In a casino, visitors gamble on games of chance, and in some cases with an element of skill. Slot machines, blackjack, roulette and craps provide the billions of dollars in profits that casinos rake in each year. Musical shows, lighted fountains, shopping centers and elaborate hotels help attract visitors. But casinos would not exist without the games of chance.
Casinos make money because every game they offer has a built in advantage for the house, usually less than two percent. This advantage, which is also known as the vig or rake, is enough to give casinos the virtual assurance that they will never lose money on any given day. This guarantee of gross profit allows casinos to offer big bettors extravagant inducements such as free spectacular entertainment, transportation and elegant living quarters.
Despite their glamorous glitz and glamor, casinos are complex businesses with a dark side. They require a careful weighing of risk and reward, wise decisions and a little bit of luck.
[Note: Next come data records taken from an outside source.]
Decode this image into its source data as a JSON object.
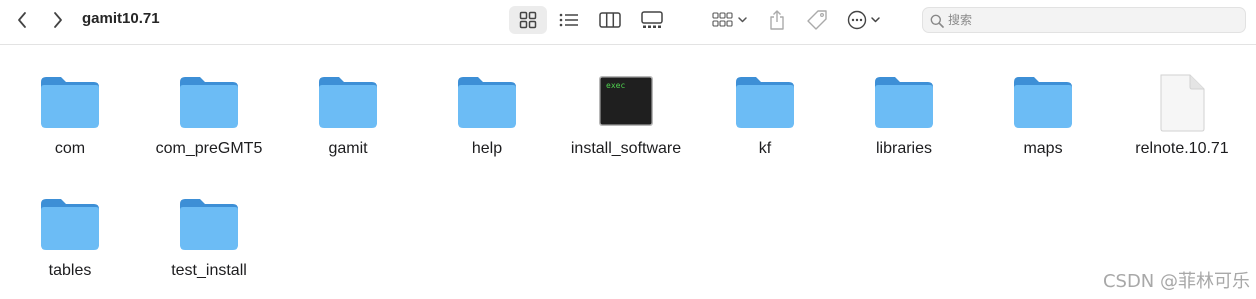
{
  "window": {
    "title": "gamit10.71"
  },
  "toolbar": {
    "back": "chevron-left-icon",
    "forward": "chevron-right-icon",
    "views": [
      "icon-view",
      "list-view",
      "column-view",
      "gallery-view"
    ],
    "active_view": "icon-view",
    "group": "group-icon",
    "share": "share-icon",
    "tag": "tag-icon",
    "more": "ellipsis-circle-icon"
  },
  "search": {
    "placeholder": "搜索",
    "value": ""
  },
  "items": [
    {
      "name": "com",
      "kind": "folder"
    },
    {
      "name": "com_preGMT5",
      "kind": "folder"
    },
    {
      "name": "gamit",
      "kind": "folder"
    },
    {
      "name": "help",
      "kind": "folder"
    },
    {
      "name": "install_software",
      "kind": "exec",
      "badge": "exec"
    },
    {
      "name": "kf",
      "kind": "folder"
    },
    {
      "name": "libraries",
      "kind": "folder"
    },
    {
      "name": "maps",
      "kind": "folder"
    },
    {
      "name": "relnote.10.71",
      "kind": "document"
    },
    {
      "name": "tables",
      "kind": "folder"
    },
    {
      "name": "test_install",
      "kind": "folder"
    }
  ],
  "colors": {
    "folder_body": "#6cbcf5",
    "folder_tab": "#3d8fd6",
    "terminal_bg": "#1f1f1f",
    "terminal_text": "#4fd14f"
  },
  "watermark": "CSDN @菲林可乐"
}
Casinos are often associated with mob activity, but federal crackdowns and the threat of losing a gambling license at the slightest hint of mafia involvement have driven many of these operations underground.
Typically, modern casinos have two distinct security departments. A physical security force patrols the building and responds to reports of suspicious or definite criminal activities, while a specialized surveillance department operates the closed circuit television system that monitors all activity in the casino through cameras that can be adjusted to focus on specific patrons from a separate room filled with banks of security monitors. In addition to these specialized cameras, some casinos have catwalks in the ceiling that allow security personnel to look directly down, through one way glass, on all table and slot machine action.